When we arrived back at the ranch, I put the bull out with the Angus cows and kept my fingers crossed for a sellable calf crop. To my surprise, the next years calf crop was much better than anyone could have imagined. The calves were small at birth, which meant their mamas had no complications during delivery. The calves got up quickly, gained weight rapidly, and their coloring was spectacular. They had hybrid vigor, and fantastic temperaments. The meat quality was still unknown, but with fingers crossed again, I put Outspoken back out with the angus cows. We waited 9 more months for the following calf crop. Again, the calves were amazing.
During this time, I had studied and learned all I could about longhorns. Through this research I discovered my bull’s bloodlines.
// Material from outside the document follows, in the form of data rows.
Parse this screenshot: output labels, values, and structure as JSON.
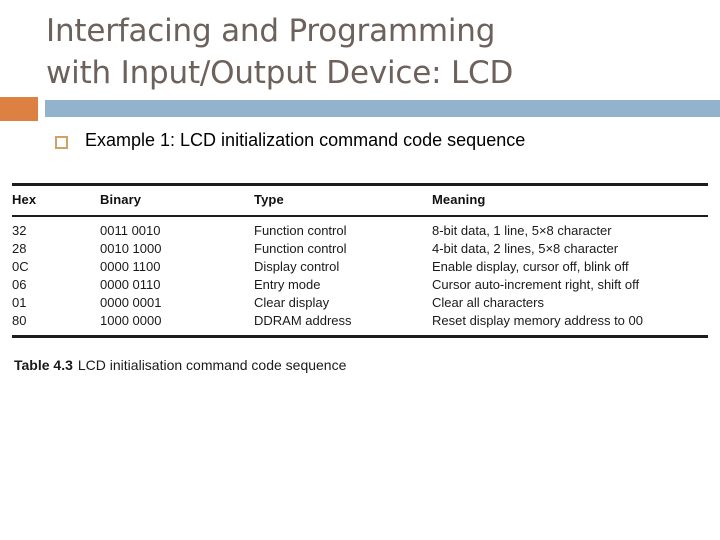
{
  "slide": {
    "title_lines": [
      "Interfacing and Programming",
      "with Input/Output Device: LCD"
    ],
    "bullet": {
      "marker": "square-bullet-icon",
      "text": "Example 1: LCD initialization command code sequence"
    },
    "colors": {
      "title": "#6d615b",
      "accent_orange": "#dd8143",
      "accent_blue": "#92b2ce",
      "bullet_marker": "#d3a06a",
      "rule": "#1c1c1c",
      "body_text": "#1a1a1a",
      "background": "#ffffff"
    }
  },
  "table": {
    "columns": [
      "Hex",
      "Binary",
      "Type",
      "Meaning"
    ],
    "rows": [
      {
        "hex": "32",
        "binary": "0011 0010",
        "type": "Function control",
        "meaning": "8-bit data, 1 line, 5×8 character"
      },
      {
        "hex": "28",
        "binary": "0010 1000",
        "type": "Function control",
        "meaning": "4-bit data, 2 lines, 5×8 character"
      },
      {
        "hex": "0C",
        "binary": "0000 1100",
        "type": "Display control",
        "meaning": "Enable display, cursor off, blink off"
      },
      {
        "hex": "06",
        "binary": "0000 0110",
        "type": "Entry mode",
        "meaning": "Cursor auto-increment right, shift off"
      },
      {
        "hex": "01",
        "binary": "0000 0001",
        "type": "Clear display",
        "meaning": "Clear all characters"
      },
      {
        "hex": "80",
        "binary": "1000 0000",
        "type": "DDRAM address",
        "meaning": "Reset display memory address to 00"
      }
    ],
    "caption": {
      "label": "Table 4.3",
      "text": "LCD initialisation command code sequence"
    }
  }
}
Turns out this sale barn bull came from some of the top genetics in longhorn history! This silly, can’t get him out of my head, bull was a 100% pure blooded longhorn royalty. Go figure! I also learned that the name “Outspoken” on his ear tag identified his mother and was not his name. However, we had called him Outspoken from day one and so it became his nick name. I worked with the Texas Longhorn Breeders Association of America to get this bull registered under the name “BSR Super Iron”, to pay respect to his dam, “EOT Super Outspoken” and his sire, the famous bull, “Drag Iron”.
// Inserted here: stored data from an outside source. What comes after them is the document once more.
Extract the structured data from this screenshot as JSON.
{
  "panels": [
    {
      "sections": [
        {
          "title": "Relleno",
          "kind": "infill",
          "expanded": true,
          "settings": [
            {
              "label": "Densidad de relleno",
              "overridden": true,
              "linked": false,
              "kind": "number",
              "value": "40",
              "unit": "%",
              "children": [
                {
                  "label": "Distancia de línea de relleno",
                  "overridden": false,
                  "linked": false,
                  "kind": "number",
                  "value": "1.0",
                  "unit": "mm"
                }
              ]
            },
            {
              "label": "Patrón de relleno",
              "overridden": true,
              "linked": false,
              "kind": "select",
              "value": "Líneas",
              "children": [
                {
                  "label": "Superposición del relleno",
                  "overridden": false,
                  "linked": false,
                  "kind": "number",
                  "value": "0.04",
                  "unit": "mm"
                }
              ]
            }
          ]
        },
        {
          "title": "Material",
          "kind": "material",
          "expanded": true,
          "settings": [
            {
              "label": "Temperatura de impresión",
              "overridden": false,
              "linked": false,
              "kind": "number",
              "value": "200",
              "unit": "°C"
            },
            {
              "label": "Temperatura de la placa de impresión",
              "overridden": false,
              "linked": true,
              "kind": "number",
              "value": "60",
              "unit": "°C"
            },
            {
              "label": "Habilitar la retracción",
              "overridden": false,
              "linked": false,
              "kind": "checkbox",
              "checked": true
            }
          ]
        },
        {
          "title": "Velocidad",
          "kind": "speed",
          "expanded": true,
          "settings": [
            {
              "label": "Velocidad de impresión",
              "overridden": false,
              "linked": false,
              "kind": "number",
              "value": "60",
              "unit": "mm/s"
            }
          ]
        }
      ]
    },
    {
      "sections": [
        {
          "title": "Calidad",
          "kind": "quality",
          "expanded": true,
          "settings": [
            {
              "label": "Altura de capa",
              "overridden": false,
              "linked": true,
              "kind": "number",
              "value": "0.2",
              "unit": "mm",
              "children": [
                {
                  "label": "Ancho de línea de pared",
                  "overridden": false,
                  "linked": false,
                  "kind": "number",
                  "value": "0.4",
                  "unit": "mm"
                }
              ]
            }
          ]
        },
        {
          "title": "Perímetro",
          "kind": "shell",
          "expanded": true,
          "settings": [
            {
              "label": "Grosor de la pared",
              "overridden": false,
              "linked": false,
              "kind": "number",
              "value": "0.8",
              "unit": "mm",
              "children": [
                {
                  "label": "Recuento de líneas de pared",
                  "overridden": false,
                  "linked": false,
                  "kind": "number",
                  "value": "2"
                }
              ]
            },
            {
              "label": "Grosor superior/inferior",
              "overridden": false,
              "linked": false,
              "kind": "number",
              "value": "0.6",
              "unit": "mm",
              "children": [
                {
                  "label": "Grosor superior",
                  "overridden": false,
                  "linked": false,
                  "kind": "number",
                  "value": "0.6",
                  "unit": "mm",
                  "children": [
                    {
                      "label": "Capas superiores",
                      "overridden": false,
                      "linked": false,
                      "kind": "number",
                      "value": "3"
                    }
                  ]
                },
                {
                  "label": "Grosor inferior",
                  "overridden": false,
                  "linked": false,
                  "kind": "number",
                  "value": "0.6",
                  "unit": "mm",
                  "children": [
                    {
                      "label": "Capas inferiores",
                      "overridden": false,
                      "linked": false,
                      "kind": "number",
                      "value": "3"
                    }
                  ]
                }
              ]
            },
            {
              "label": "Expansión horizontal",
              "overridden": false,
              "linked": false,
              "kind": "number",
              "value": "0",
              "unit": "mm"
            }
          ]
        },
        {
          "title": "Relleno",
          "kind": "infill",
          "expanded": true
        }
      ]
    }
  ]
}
Another thing I had learned while working with Outspoken was that he was truly a gentle giant. He loved head rubs and back scratches. I could sit on his back. I could move him from pen to field and back again on foot and by myself. He came when I called his name. He was a gentleman bull who rivaled all the rest!
Another 9 months later and it was decision time. I knew that Outspoken was an amazing bull with a fantastic attitude, heart of gold, and bloodlines that were top notch. However, it was time to discover what the meat he was producing was like. I took the first butcher-ready steer to the processer, and 2 weeks later my family and I sat down to a dinner of grilled vegetables, roasted potatoes, and rib steaks.
With fingers crossed again, we all took our first bite of steak. What we tasted was sweet, flavorful, tender, and juicy. The mouth feel was spot on, and the flavor was unlike any other meat we had ever tasted! The whole family swallowed, paused, and started laughing with delight. Because I’d been a strutting, shaking in my boots, brainiac who brought home this silly bull (the one who used to have sad eyes), we had produced the best dang grass-fed beef!
Blue Spoon Ranch produces the finest grass-fed and grass-finished beef that you can feed your family! (We also dabble with a few other meats and products for your enjoyment.) Our just under 100-acre ranch is home to three amazing kiddos, an amazing Grammy, an angus heard, one brainiac lady with a crazy idea and a lifetime of cow rears, a few overly chunky and spoiled, but oh so loved critters, and a giant bull that we call Outspoken.
Welcome and thanks for reading our story!